12. AFSTANDMETING
Geef de volgende instellingen op om de afstandmeting voor te bereiden.
• Modus voor afstandmetingen
• Doeltype
• Correctiewaarde prismaconstante
• Atmosferische correctiefactor
• EDM ALC
"33.1 Observatieomstandigheden - Hoek/schuinstand"/"33.2 Observatieomstandigheden - Dist"
Voorzichtig
• Zorg ervoor dat u bij gebruik van de laseraanwijzer de outputlaser uitschakelt nadat de afstandmeting is
voltooid. Zelfs als de afstandmeting is geannuleerd, is de laseraanwijzer nog steeds actief en blijft worden
uitgezonden. Na inschakeling van de laseraanwijzer wordt de laserstraal 5 minuten verzonden en wordt
daarna automatisch uitgeschakeld. In het statusscherm en wanneer het doelsymbool (bv.
weergegeven in de OBS-modus wordt de laserstraal echter niet automatisch uitgeschakeld.
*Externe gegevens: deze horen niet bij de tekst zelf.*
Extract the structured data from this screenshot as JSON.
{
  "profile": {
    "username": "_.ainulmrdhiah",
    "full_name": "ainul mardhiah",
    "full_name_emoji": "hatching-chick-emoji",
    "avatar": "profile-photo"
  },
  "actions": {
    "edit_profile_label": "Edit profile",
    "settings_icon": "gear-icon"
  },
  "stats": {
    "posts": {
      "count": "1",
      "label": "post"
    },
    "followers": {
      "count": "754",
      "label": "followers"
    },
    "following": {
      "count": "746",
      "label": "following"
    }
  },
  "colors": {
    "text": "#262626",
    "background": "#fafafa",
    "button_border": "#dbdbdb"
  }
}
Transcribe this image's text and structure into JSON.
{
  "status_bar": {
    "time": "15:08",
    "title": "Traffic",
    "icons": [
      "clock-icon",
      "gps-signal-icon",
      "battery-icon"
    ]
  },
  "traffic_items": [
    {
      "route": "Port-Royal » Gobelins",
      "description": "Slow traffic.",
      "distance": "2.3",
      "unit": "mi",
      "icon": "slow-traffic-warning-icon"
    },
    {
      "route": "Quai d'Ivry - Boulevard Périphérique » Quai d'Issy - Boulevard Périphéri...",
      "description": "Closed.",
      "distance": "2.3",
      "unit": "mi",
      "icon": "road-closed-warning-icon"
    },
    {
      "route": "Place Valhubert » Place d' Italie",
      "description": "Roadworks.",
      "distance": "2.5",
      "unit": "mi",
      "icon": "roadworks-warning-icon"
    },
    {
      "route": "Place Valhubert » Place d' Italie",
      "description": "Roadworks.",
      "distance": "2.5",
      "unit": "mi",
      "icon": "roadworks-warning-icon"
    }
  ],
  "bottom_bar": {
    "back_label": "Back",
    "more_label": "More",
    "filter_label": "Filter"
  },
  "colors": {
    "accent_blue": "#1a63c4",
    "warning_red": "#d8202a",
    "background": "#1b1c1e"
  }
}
• Controleer of de doelinstelling op het instrument overeenkomt met het gebruikte doeltype. iM stelt
automatisch de intensiteit van de laserstraal bij en verwisselt het weergavebereik voor de afstandmeting
overeenkomstig het gebruikte doel. Als het doel niet klopt met de doelinstellingen, kunnen er geen goede
meetresultaten worden verkregen.
• Er kunnen geen nauwkeurige meetresultaten worden verkregen als het objectief vuil is. Borstel eerst alle stof
van de lens met de lensborstel. Daarna bevochtigt u de lens met uw adem en wrijft het schoon met de
siliconendoek.
• Als tijdens reflectorloos meten een object de lichtstraal verspert die wordt gebruikt voor de meting of een
object met een hoge reflectiefactor (metaal of wit oppervlak) vlak achter het doel ligt, is het mogelijk dat geen
nauwkeurige meetresultaten verkregen kunnen worden.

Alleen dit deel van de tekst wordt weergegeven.